Deshalb bitten wir dich um die Klarheit deines Wortes
und um die Eindeutigkeit deiner hilfreichen Tat:
dass deine Wahrheit verkündigt und dass die Macht des Bösen gebrochen wird,
dass Menschenfurcht aufhört und Gottesfurcht einzieht,
dass Glaube wächst, Liebe gedeiht und Hoffnung neue Lebensmöglichkeiten entdeckt.
Barmherziger Gott: wir bitten dich heute für alle, die stolz, hochmütig und gefühllos sind,
die ihre Macht über Menschen missbrauchen, die die Schöpfung zerstören,
die auf den Gott Mammon vertrauen,
die ohne Glaube und Liebe und Hoffnung ihr Dasein fristen,
die nur vernünftig sein oder nur Spaß haben wollen:
Zeige ihnen, dass deine Macht größer ist als aller Wahn,
ruf du zur Umkehr, damit ihr Leben erneuert wird.
Liebender Gott: du hast dich dazu entschieden,
den Weg durch das Leben mit uns zu gehen.
Du machst uns frei zu einem Leben in dieser manchmal harten Welt.
Du machst uns frei, dir zu glauben, dich zu lieben, auf dein Reich zu hoffen.
Auch wenn wir dich bisweilen aufgeben wollen, willst du bei uns bleiben.

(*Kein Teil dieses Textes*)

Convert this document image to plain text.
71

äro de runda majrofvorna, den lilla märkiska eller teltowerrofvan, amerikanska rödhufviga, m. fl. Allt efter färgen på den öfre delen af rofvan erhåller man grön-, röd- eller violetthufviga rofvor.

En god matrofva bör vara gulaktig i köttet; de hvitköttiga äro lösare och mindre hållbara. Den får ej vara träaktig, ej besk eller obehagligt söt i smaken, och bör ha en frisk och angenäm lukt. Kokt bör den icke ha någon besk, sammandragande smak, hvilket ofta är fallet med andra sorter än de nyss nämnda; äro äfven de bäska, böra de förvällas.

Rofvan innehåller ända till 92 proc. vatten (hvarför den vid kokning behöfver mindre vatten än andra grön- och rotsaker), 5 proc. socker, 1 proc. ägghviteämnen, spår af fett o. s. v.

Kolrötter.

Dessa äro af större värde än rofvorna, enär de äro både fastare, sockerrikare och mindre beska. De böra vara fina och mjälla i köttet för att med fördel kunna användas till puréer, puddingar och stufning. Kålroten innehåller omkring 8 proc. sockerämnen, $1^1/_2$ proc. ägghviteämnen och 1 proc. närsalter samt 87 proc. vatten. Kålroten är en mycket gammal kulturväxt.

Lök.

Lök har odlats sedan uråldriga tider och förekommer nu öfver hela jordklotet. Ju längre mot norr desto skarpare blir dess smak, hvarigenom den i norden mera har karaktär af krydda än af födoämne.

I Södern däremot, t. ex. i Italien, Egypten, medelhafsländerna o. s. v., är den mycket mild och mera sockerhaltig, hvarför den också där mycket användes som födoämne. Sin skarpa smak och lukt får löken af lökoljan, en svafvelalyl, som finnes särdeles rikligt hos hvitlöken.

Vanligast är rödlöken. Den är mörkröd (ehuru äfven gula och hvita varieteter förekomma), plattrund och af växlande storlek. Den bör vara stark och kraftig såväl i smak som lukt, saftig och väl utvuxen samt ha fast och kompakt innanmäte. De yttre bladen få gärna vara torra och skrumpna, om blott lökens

So komm auch heute zu uns und stärke unseren Glauben
durch dein gutes Wort und deinen machtvollen Geist.
Amen.
Der Vers:
Jesus spricht: “Aber ich habe für dich gebetet, damit dein Glaube nicht aufhört.”
(Lukas 22,32)
Der Spruch:
Glaube ist die Wahrnehmung von Gottes guter und wirksamer Gegenwart hier und jetzt. (I.U.Dalferth, Theologieprofessor em.)